Due to an insurance snag, we were told we needed to reschedule our 24 hour EEG. We already had me off work, Alex off work, Alex’s mom off to take Stella Tuesday, my mom off work to take Stella Wednesday, Nolan excused from school, speech, and ABA. We REALLY didn’t want to reschedule.
We worked with our pediatrician (PCP) and our neurology office who helped work with the insurance and, long story short, we find out TODAY if we can get the test TOMORROW. That’s not stress inducing at all.
Nolan will be sedated for placement of the sensors since it’s a particular and timely process and we feel it will be easier to say hands off his “hat” than to keep him from touching each individual one as they place them one by one and he sees them do it.
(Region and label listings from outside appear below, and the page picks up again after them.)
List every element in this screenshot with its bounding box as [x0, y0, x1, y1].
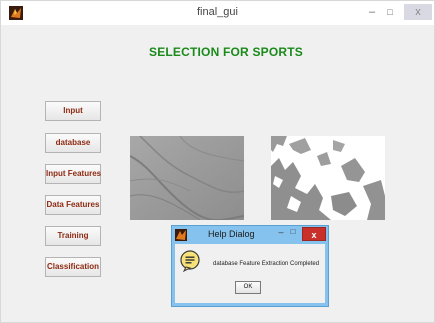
binary-texture-image: [271, 136, 385, 220]
grayscale-texture-image: [130, 136, 244, 220]
classification-button[interactable]: Classification: [45, 257, 101, 277]
training-button[interactable]: Training: [45, 226, 101, 246]
binary-image: [271, 136, 385, 220]
page-heading: SELECTION FOR SPORTS: [148, 45, 303, 59]
dialog-title: Help Dialog: [208, 229, 255, 239]
matlab-icon: [175, 229, 187, 241]
minimize-button[interactable]: –: [364, 4, 380, 20]
dialog-body: database Feature Extraction Completed OK: [175, 244, 325, 303]
maximize-button[interactable]: □: [382, 4, 398, 20]
dialog-maximize-button[interactable]: □: [288, 227, 298, 236]
input-image: [130, 136, 244, 220]
title-bar: final_gui – □ x: [1, 1, 434, 25]
help-speech-icon: [180, 250, 200, 272]
help-dialog: Help Dialog – □ x database Feature Extra…: [171, 225, 329, 307]
data-features-button[interactable]: Data Features: [45, 195, 101, 215]
ok-button[interactable]: OK: [235, 281, 261, 294]
database-button[interactable]: database: [45, 133, 101, 153]
dialog-minimize-button[interactable]: –: [276, 227, 286, 237]
input-button[interactable]: Input: [45, 101, 101, 121]
dialog-message: database Feature Extraction Completed: [213, 261, 320, 267]
dialog-close-button[interactable]: x: [302, 227, 326, 241]
main-window: final_gui – □ x SELECTION FOR SPORTS Inp…: [0, 0, 435, 323]
close-button[interactable]: x: [404, 4, 432, 20]
input-features-button[interactable]: Input Features: [45, 164, 101, 184]
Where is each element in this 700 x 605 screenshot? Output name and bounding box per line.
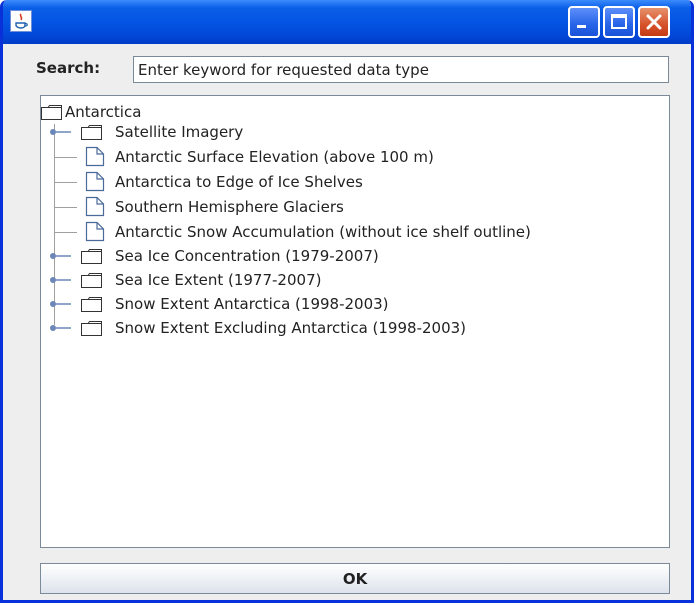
document-icon bbox=[85, 221, 105, 242]
java-icon[interactable] bbox=[10, 10, 32, 32]
close-button[interactable] bbox=[638, 6, 670, 38]
folder-open-icon bbox=[41, 105, 62, 120]
dialog-content: Search: Antarctica bbox=[3, 44, 691, 600]
tree-node-label: Satellite Imagery bbox=[115, 123, 244, 141]
maximize-icon bbox=[611, 14, 627, 29]
document-icon bbox=[85, 196, 105, 217]
ok-button[interactable]: OK bbox=[40, 563, 670, 594]
tree-node-label: Sea Ice Concentration (1979-2007) bbox=[115, 247, 379, 265]
document-icon bbox=[85, 171, 105, 192]
tree-leaf-snow-accumulation[interactable]: Antarctic Snow Accumulation (without ice… bbox=[41, 220, 669, 244]
document-icon bbox=[85, 146, 105, 167]
tree-connector bbox=[55, 207, 77, 208]
tree-leaf-glaciers[interactable]: Southern Hemisphere Glaciers bbox=[41, 195, 661, 219]
expand-handle-icon bbox=[50, 301, 71, 307]
tree-node-label: Southern Hemisphere Glaciers bbox=[115, 198, 344, 216]
close-icon bbox=[646, 14, 662, 30]
title-bar[interactable] bbox=[3, 0, 691, 44]
tree-node-label: Antarctic Snow Accumulation (without ice… bbox=[115, 223, 531, 241]
folder-icon bbox=[81, 249, 102, 264]
tree-root-label: Antarctica bbox=[65, 103, 142, 121]
tree-node-sea-ice-extent[interactable]: Sea Ice Extent (1977-2007) bbox=[41, 268, 661, 292]
maximize-button[interactable] bbox=[603, 6, 635, 38]
minimize-button[interactable] bbox=[568, 6, 600, 38]
tree-leaf-surface-elevation[interactable]: Antarctic Surface Elevation (above 100 m… bbox=[41, 145, 661, 169]
data-type-tree[interactable]: Antarctica Satellite Imagery Antarctic S… bbox=[40, 95, 670, 548]
expand-handle-icon bbox=[50, 277, 71, 283]
tree-node-label: Snow Extent Antarctica (1998-2003) bbox=[115, 295, 389, 313]
tree-node-label: Snow Extent Excluding Antarctica (1998-2… bbox=[115, 319, 467, 337]
expand-handle-icon bbox=[50, 253, 71, 259]
minimize-icon bbox=[577, 25, 586, 28]
tree-node-label: Antarctica to Edge of Ice Shelves bbox=[115, 173, 363, 191]
expand-handle-icon bbox=[50, 129, 71, 135]
tree-connector bbox=[55, 232, 77, 233]
tree-connector bbox=[55, 157, 77, 158]
folder-icon bbox=[81, 321, 102, 336]
tree-node-label: Sea Ice Extent (1977-2007) bbox=[115, 271, 322, 289]
tree-node-satellite-imagery[interactable]: Satellite Imagery bbox=[41, 120, 661, 144]
tree-connector bbox=[55, 182, 77, 183]
tree-node-snow-extent-excluding[interactable]: Snow Extent Excluding Antarctica (1998-2… bbox=[41, 316, 661, 340]
tree-node-snow-extent-antarctica[interactable]: Snow Extent Antarctica (1998-2003) bbox=[41, 292, 661, 316]
folder-icon bbox=[81, 297, 102, 312]
search-input[interactable] bbox=[133, 56, 669, 83]
folder-icon bbox=[81, 273, 102, 288]
folder-icon bbox=[81, 125, 102, 140]
tree-leaf-ice-shelves[interactable]: Antarctica to Edge of Ice Shelves bbox=[41, 170, 661, 194]
tree-node-label: Antarctic Surface Elevation (above 100 m… bbox=[115, 148, 434, 166]
application-window: Search: Antarctica bbox=[0, 0, 694, 603]
expand-handle-icon bbox=[50, 325, 71, 331]
search-label: Search: bbox=[36, 59, 101, 77]
tree-node-sea-ice-concentration[interactable]: Sea Ice Concentration (1979-2007) bbox=[41, 244, 661, 268]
This means no eating after dinner due to the sedation though.
We need to be in the hospital for a full 24 hours. We have brought out a bag of all the tricks to help time pass. We also look like the crazy bag people.
Nolan’s busy bag has all his toys/sensory items he has shown interest in.
Snack bag for after sedation. Filled with all his favorites but also some for mom and dad as we are going to be there 24 hours too. We will also bring any and all meds Nolan takes for them to record and for him to take.
Clothes bag for all 3 of us. We will all need pjs and clothes. Nolan will have a couple pants and underwear in case of an accident. I don’t know if he can change with the sensors on so I made sure to pack all button ups including pajamas.
Parents busy bag will have laptop, phone chargers, cribbage board, eye masks to try and help with sleep, books for us to read.
Sleep bag will have Nolan’s weighted blanket, bed time book, sound machine, pillows for mom and dad, eye masks for mom and dad, and his bed routine stuff-meds, toothbrush, etc.
Our appointment got moved to the earlier slot so we are arriving at 6:45. Since this will involve a 45 minute drive and waking up Nolan, we thought it best to drop Stella off the night before so it doesn’t add to the wake up time.
Stella’s bag will have her pjs, 2 days of clothes, zippy, and sleep items.
We think we are as prepared as we can be. Feeling prepared has helped my panic stay in check and me not to freak out– too much. I’m just waiting for the a-ok to get the test. This is my baby’s brain we’re working with. He struggles to talk and to sleep and I want to help him and rule all I can out ASAP. I just want to help my baby.
Hormones are not helping with my panic. I am working to keep it all in check but a lot of the time I panic and then remember hormones are making it worse and spend a lot of time trying to relax and apologize.
I try to stay calm for Nolan. I don’t want him to be afraid because I am. I want to stay calm for Stella. She is so sensitive and takes me by the cheeks and says “what’s wrong mommy” when I cry. I don’t want to cause her unnecessary stress. And I want to stay calm for BG3. This baby doesn’t need stress interfering with its growth and development. The stress of staying calm can cause stress! Phew. Breathe in, breathe out. Pray.
I will update with whether or not the test is proceeding, our experience, our next step, and any results we may have. Keep those positive vibes coming our way and if you pray we’ll take those, too.